Tenpa proposes that Candrakīrti’s Madhyamakāvatāra itself is that text. The MA is structured by the bodhisattva’s progression through the ten bhūmis culminating in buddhahood — Chapter 1 is the first bhūmi and the Path of Seeing (the first moment the mind glimpses the ultimate); Chapter 11 is the eleventh stage of buddhahood (complete realisation). The bhūmi-by-bhūmi structure of the MA is the journey the mind takes from the first glimpse to direct perception. On this reading the MA is structurally the means of validly cognising the characteristics of the Two Truths, completing the scheme Mabja sets out without naming a textual realisation. Mabja inherits the Candrakīrti–Pa Tshab line, so the candidate is obvious; what is new is the specific identification of MA chapter 6 as Mabja’s step-3 pramāṇa in the technical sense the scheme requires. Load-bearing for (Candrakīrti) and (Mabja) of this wiki.

  • Buddhapālita, Candrakīrti — the Indian Prāsaṅgika lineage Mabja follows via Pa Tshab Nyimadrak’s translations. The chapter-by-chapter commentarial method, the eight-negations-as-spine reading of the homage, and the no-thesis-via-VV move are all Candrakīrti-line moves.
  • Bhāviveka — the Indian Svātantrika position Mabja is structurally aware of through Phya pa, his contemporary interlocutor, but does not operate inside.
  • Atiśa — the Kadampa anti-pramāṇa line Mabja’s reading of the VP is structurally on the side of (a generation before Pa Tshab’s Candrakīrti programme established Mabja’s primary anchor).

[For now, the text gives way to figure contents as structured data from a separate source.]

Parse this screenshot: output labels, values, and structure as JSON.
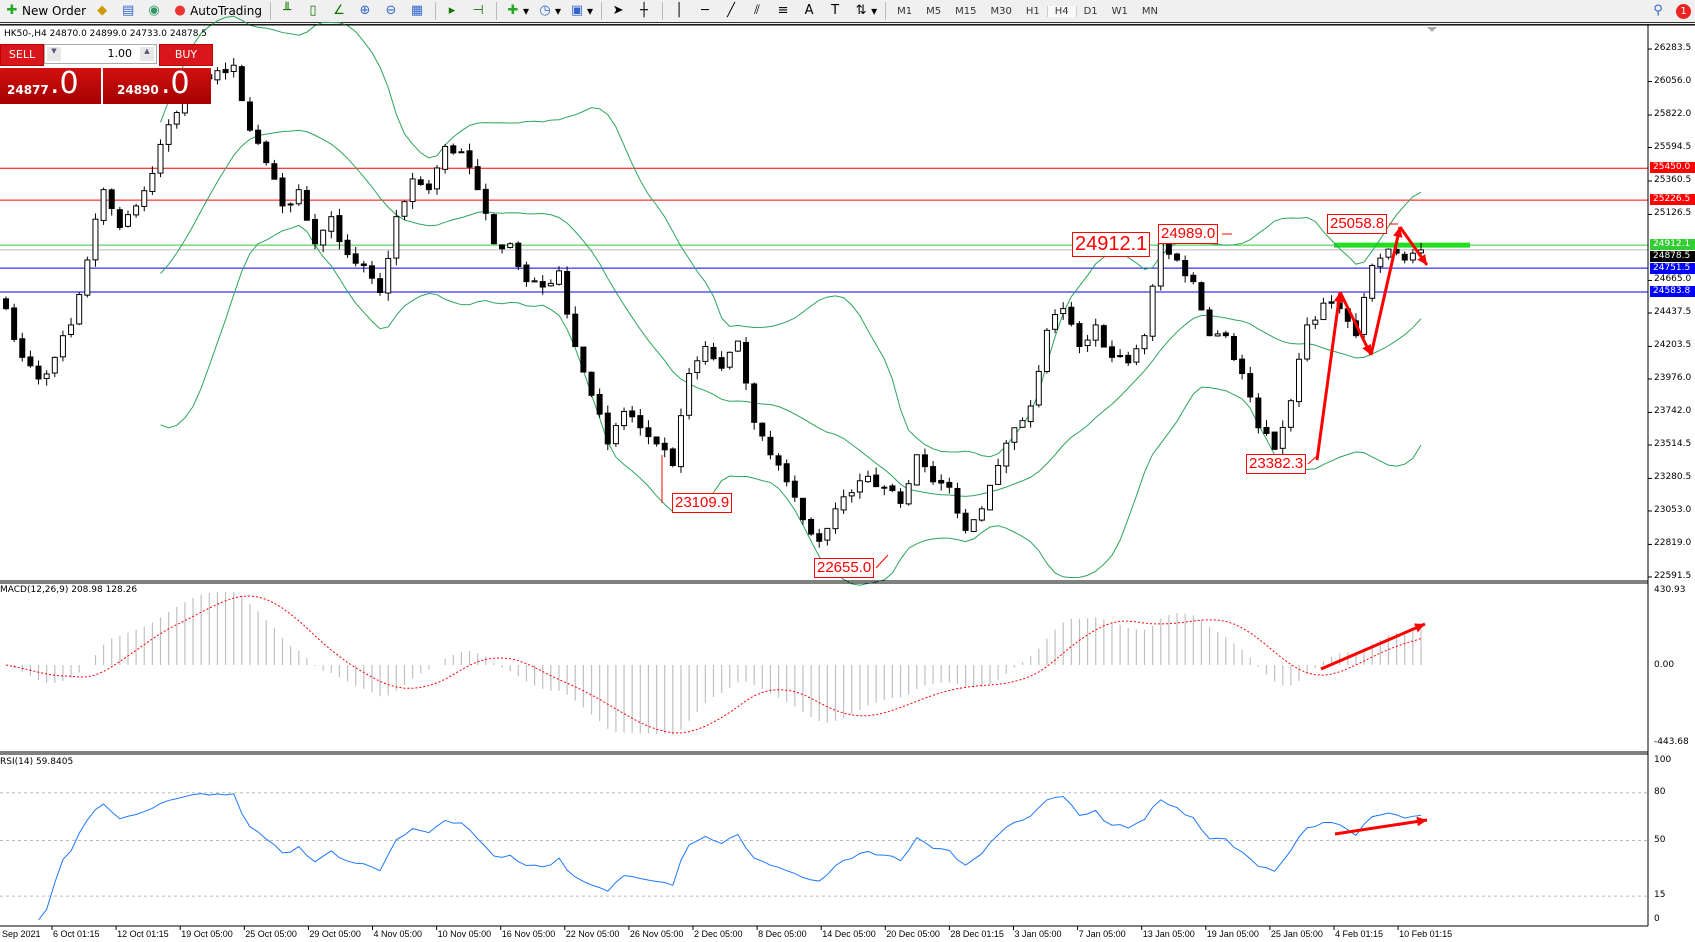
{
  "toolbar": {
    "new_order": "New Order",
    "auto_trading": "AutoTrading",
    "timeframes": [
      "M1",
      "M5",
      "M15",
      "M30",
      "H1",
      "H4",
      "D1",
      "W1",
      "MN"
    ],
    "active_timeframe": "H4",
    "notification_count": "1",
    "tools": [
      "market-watch-icon",
      "navigator-icon",
      "signals-icon",
      "bar-chart-icon",
      "candlestick-icon",
      "line-chart-icon",
      "zoom-in-icon",
      "zoom-out-icon",
      "tile-windows-icon",
      "auto-scroll-icon",
      "chart-shift-icon",
      "indicators-icon",
      "periods-icon",
      "templates-icon",
      "cursor-icon",
      "crosshair-icon",
      "vertical-line-icon",
      "horizontal-line-icon",
      "trendline-icon",
      "equidistant-channel-icon",
      "fibonacci-icon",
      "text-icon",
      "text-label-icon",
      "arrows-icon"
    ]
  },
  "chart": {
    "symbol_info": "HK50-,H4  24870.0 24899.0 24733.0 24878.5",
    "trade": {
      "sell": "SELL",
      "buy": "BUY",
      "lots": "1.00",
      "bid_main": "24877",
      "bid_frac": "0",
      "ask_main": "24890",
      "ask_frac": "0"
    },
    "macd_label": "MACD(12,26,9) 208.98 128.26",
    "rsi_label": "RSI(14) 59.8405"
  },
  "chart_data": {
    "type": "candlestick",
    "price_ticks": [
      "26283.5",
      "26056.0",
      "25822.0",
      "25594.5",
      "25360.5",
      "25126.5",
      "24665.0",
      "24437.5",
      "24203.5",
      "23976.0",
      "23742.0",
      "23514.5",
      "23280.5",
      "23053.0",
      "22819.0",
      "22591.5"
    ],
    "price_range": [
      22591.5,
      26283.5
    ],
    "time_labels": [
      "Sep 2021",
      "6 Oct 01:15",
      "12 Oct 01:15",
      "19 Oct 05:00",
      "25 Oct 05:00",
      "29 Oct 05:00",
      "4 Nov 05:00",
      "10 Nov 05:00",
      "16 Nov 05:00",
      "22 Nov 05:00",
      "26 Nov 05:00",
      "2 Dec 05:00",
      "8 Dec 05:00",
      "14 Dec 05:00",
      "20 Dec 05:00",
      "28 Dec 01:15",
      "3 Jan 05:00",
      "7 Jan 05:00",
      "13 Jan 05:00",
      "19 Jan 05:00",
      "25 Jan 05:00",
      "4 Feb 01:15",
      "10 Feb 01:15"
    ],
    "closes": [
      24468,
      24127,
      23976,
      24127,
      24354,
      24808,
      25300,
      25035,
      25186,
      25413,
      25754,
      25943,
      26094,
      26132,
      26170,
      25716,
      25489,
      25186,
      25300,
      24922,
      25111,
      24846,
      24770,
      24581,
      25111,
      25375,
      25300,
      25602,
      25565,
      25300,
      24922,
      24922,
      24657,
      24619,
      24732,
      24203,
      23862,
      23522,
      23749,
      23635,
      23522,
      23371,
      24014,
      24203,
      24051,
      24241,
      23673,
      23446,
      23257,
      22992,
      22841,
      23068,
      23181,
      23295,
      23219,
      23106,
      23446,
      23257,
      23219,
      22917,
      23068,
      23371,
      23635,
      23787,
      24316,
      24468,
      24203,
      24354,
      24127,
      24089,
      24279,
      24922,
      24808,
      24657,
      24279,
      24279,
      24014,
      23635,
      23484,
      23824,
      24354,
      24506,
      24468,
      24279,
      24770,
      24884,
      24808,
      24878.5
    ],
    "horizontal_lines": [
      {
        "price": "25450.0",
        "color": "#ff0000"
      },
      {
        "price": "25226.5",
        "color": "#ff0000"
      },
      {
        "price": "24912.1",
        "color": "#33cc33"
      },
      {
        "price": "24878.5",
        "color": "#000000"
      },
      {
        "price": "24751.5",
        "color": "#0000ff"
      },
      {
        "price": "24583.8",
        "color": "#0000ff"
      }
    ],
    "annotations": [
      "24912.1",
      "24989.0",
      "25058.8",
      "23109.9",
      "22655.0",
      "23382.3"
    ],
    "indicators": {
      "bollinger": {
        "period": 20,
        "deviation": 2,
        "color": "#2ca55a"
      },
      "macd": {
        "fast": 12,
        "slow": 26,
        "signal": 9,
        "ticks": [
          "430.93",
          "0.00",
          "-443.68"
        ],
        "histogram_color": "#c0c0c0",
        "signal_color": "#ff0000"
      },
      "rsi": {
        "period": 14,
        "levels": [
          "80",
          "50",
          "15"
        ],
        "ticks": [
          "100",
          "80",
          "50",
          "15",
          "0"
        ],
        "color": "#1e78ff"
      }
    }
  }
}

  • Tsongkhapa — the later Tibetan systematiser whose Ocean of Reasoning Yukti-corpus mapping mirrors Mabja’s primary-plus-appendix architecture. Mabja is the pre-Geluk witness.
  • Westerhoff — modern academic Madhyamaka. Westerhoff 2018’s recovery of the Avalokitavrata pattern (Indian commentators drawing no two-truths distinction between Buddhapālita and Bhāviveka) is the Indian-side parallel to the Tibetan-side pre-polarisation register Mabja occupies. Westerhoff 2024’s recovery of Phya pa’s six-question critique of Candrakīrti as the earliest Tibetan articulation of Prāsaṅgika–Svātantrika criteria locates Mabja’s contemporary opposition.
  • Dolpopa — the later Jonang figure whose Yogācāra-third-wheel move Mabja’s Preliminary Discussion explicitly refuses ahead of time; pre-sectarian Tibetan default on the third wheel is rangtong-via-Two-Truths.
  • Gendün Chöpel — twentieth-century Geluk-trained voice whose anti-pramāṇa line picks up the Atiśa / Mabja side of the wiki’s atisha-tsongkhapa-pramana-divide.